Sunday 13 May 2012

Servants, Homelessness and Guy de Maupassant

Tolstoy famously described Guy de Maupassant’s working class characters as “half-animals” moved “only by sensuality, malice, and greed.” As he went on to admit, however, Maupassant was even less complimentary in his depiction of the middle classes and his short stories were composed almost entirely of middle-class scandals and deceits, ranging from murder to incest.  

His short story “Rose” is typically salacious. It begins with stability and comfort; in picturesque and temperate Cannes a pair of women enjoy the ‘festival of flowers’ an annual procession in which wealthy young men and women flung roses at each other from horse-drawn carriages. The women are physically fixed in place, submerged beneath “a dazzling, perfumed bed” of flowers (1).

This picture starts sliding out of place, however, when one of the women lets her gaze fall “on the two gleaming buttons on the coachman’s back.” Her companion, Margot, launches into a tale about a previous “personal maid” named Rose: “within a month, I was practically in love with her … I’d never had a servant like her. She used to dress me in no time and with such astonishing lightness of touch! ... After a while, I became extremely lazy, so much did I love this tall shy girl to dress me from top to toe, from undergarments to gloves … When I used to get out of the bath, there she would be, waiting to rub me down and give me a massage while I sometimes dozed off on a divan.”

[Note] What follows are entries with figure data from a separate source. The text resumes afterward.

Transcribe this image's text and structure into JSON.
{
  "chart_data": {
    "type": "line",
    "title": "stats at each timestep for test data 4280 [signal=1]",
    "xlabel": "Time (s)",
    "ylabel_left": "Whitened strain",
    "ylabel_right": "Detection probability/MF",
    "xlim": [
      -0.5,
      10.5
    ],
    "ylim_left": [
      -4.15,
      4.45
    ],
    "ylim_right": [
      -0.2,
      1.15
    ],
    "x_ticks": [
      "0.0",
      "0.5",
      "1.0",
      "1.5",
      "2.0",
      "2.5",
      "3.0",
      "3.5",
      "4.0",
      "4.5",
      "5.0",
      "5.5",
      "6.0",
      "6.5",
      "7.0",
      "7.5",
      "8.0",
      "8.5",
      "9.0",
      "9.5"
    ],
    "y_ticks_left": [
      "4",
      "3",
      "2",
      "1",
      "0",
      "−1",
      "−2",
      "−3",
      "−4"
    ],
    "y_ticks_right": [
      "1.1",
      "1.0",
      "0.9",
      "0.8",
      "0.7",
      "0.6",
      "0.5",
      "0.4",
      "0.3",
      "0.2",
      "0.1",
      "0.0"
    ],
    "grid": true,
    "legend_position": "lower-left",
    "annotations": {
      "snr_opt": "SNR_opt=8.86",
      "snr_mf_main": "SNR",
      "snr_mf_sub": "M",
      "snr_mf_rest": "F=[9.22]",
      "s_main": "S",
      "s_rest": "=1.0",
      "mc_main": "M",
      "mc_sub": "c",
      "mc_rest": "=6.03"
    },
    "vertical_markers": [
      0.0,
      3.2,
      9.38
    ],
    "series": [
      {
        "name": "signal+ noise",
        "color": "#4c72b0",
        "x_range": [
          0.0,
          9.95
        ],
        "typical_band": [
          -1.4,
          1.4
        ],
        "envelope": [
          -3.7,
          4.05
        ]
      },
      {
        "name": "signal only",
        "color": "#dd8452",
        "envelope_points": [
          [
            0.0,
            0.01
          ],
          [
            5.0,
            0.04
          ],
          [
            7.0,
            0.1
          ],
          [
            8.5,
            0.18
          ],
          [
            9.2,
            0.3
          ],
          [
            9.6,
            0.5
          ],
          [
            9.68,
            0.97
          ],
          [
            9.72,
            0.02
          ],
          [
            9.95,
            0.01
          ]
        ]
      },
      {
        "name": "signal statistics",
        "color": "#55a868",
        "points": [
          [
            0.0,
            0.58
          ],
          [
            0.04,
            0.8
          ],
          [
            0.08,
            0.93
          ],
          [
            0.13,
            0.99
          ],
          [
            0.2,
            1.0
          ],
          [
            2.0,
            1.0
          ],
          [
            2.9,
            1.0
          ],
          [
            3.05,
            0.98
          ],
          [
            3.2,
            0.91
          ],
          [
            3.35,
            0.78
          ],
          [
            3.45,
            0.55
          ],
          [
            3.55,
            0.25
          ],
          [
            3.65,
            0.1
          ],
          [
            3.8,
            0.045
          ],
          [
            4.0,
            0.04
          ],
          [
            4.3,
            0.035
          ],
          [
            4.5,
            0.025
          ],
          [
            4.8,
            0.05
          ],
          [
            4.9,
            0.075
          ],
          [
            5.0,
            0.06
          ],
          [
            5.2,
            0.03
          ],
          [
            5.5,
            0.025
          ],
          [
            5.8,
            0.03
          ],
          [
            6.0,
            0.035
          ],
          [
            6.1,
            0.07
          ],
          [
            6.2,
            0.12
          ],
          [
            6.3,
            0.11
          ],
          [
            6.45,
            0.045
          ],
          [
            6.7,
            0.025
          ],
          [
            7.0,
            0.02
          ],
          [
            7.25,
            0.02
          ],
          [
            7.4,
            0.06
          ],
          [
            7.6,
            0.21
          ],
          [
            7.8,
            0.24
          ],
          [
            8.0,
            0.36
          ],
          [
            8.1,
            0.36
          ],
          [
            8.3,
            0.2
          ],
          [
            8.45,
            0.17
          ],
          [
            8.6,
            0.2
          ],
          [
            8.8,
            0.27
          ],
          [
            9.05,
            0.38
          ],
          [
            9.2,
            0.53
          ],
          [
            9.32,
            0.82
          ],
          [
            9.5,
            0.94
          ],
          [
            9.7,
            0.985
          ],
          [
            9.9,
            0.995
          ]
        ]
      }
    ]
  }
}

Margot’s intimate story is already undermined by the events that precede it. Cannes may have been a prosperous, luxurious city but its domestic services were largely performed by outsiders who provoked anxieties and fears. As Sarah Maza explains, servants “provoked the same suspicions as other migrants in a society fearful of anonymity and individual mobility” (2). Margot, like many nineteenth-century employers in urban France tries to reduce of a stranger in her home by scrupulously researching Rose’s backstory. She recounts that Rose’s references “were written in English, since apparently her last appointment had been in the household of Lady Rymwell where she had been employed for ten years. The reference confirmed that this young lady was leaving of her own accord since she now wanted to come back and live in France. Throughout the long period of her employment … she had given absolute satisfaction.”

Margot’s best efforts to control her household, however, are not enough. One morning a policeman visits and insists on questioning her domestic staff. She gives thorough accounts of all of them: “This is the concierge, Pierre Courtin, an ex-military man … This is my coachman, François Pingau, also from the Champagne, son of one of my father’s tenant farmers.” When she calls Rose into the room, however, her oversight becomes clear: “This girl,” the commissioner explains, “is in fact a man. He is called Jean-Nicolas Lecapet. He was sentenced in 1879 for murder preceded by rape … Four months ago he escaped and we have been searching for him ever since.”

Putting to one side, if possible, the sexual and gender politics here, it’s clear that Maupassant is concerned with issues of mobility. Martine Gantrel has shown that in nineteenth-century French novels “instead of conjuring up images of domestic coziness, [the servant] somewhat paradoxically, becomes … an unusual locus of female homelessness” (3). Take for instance this account by Célestine, the chambermaid of Mirbeau’s Le Journal d’une femme de chambre:

Today I have entered a new place. This is the twelfth one in two years … Judging  from the really extraordinary and dizzy way I have roamed around, from houses to  employment agencies and from employment agencies to houses, from the Bois de  Boulonge to the Bastille, from the Observatory to Montmatre, from the Ternes to the  Gobelins, everywhere, without ever succeeding in establishing myself anywhere.
            
 Maupassant may seem to confirm middle-class fears about migrant and foreign servants but his story is typically ambiguous. The female protagonists are lazy, pampered and petulant and Margot's friend's response to the story is mysterious rather than censorious: “She was looking fixedly and with the enigmatic smile women sometimes wear at the two gleaming livery buttons directly before her eyes.” In Western Europe and North America today paid domestic services are typically carried out by women who have left their home countries in order to provide for their families. Yet tales like Maupassants’ suggest that“new” domestic service is “less new than one might imagine” (3). The story of domestic service continues to be one of movement and dislocation.
                       
(1) Guy de Maupassant, A Parisian Affair and Other Short Stories, ed. and trans. Sîan Miles (Penguin, 2004).
(2) Quoted in Martine Gantrel, "Homeless Women: Maidservants in Fiction," in Home and its Dislocations in Nineteenth-Century France, ed. Suzanne Nash (State University of New York press, 1993).
(3) Ibid.
(4)Rafaella Sarti, “The Globalisation of Domestic Service-An Historical Perspective,” in Migration and Domestic Work, ed. Helma Lutz (Ashgate, 2008).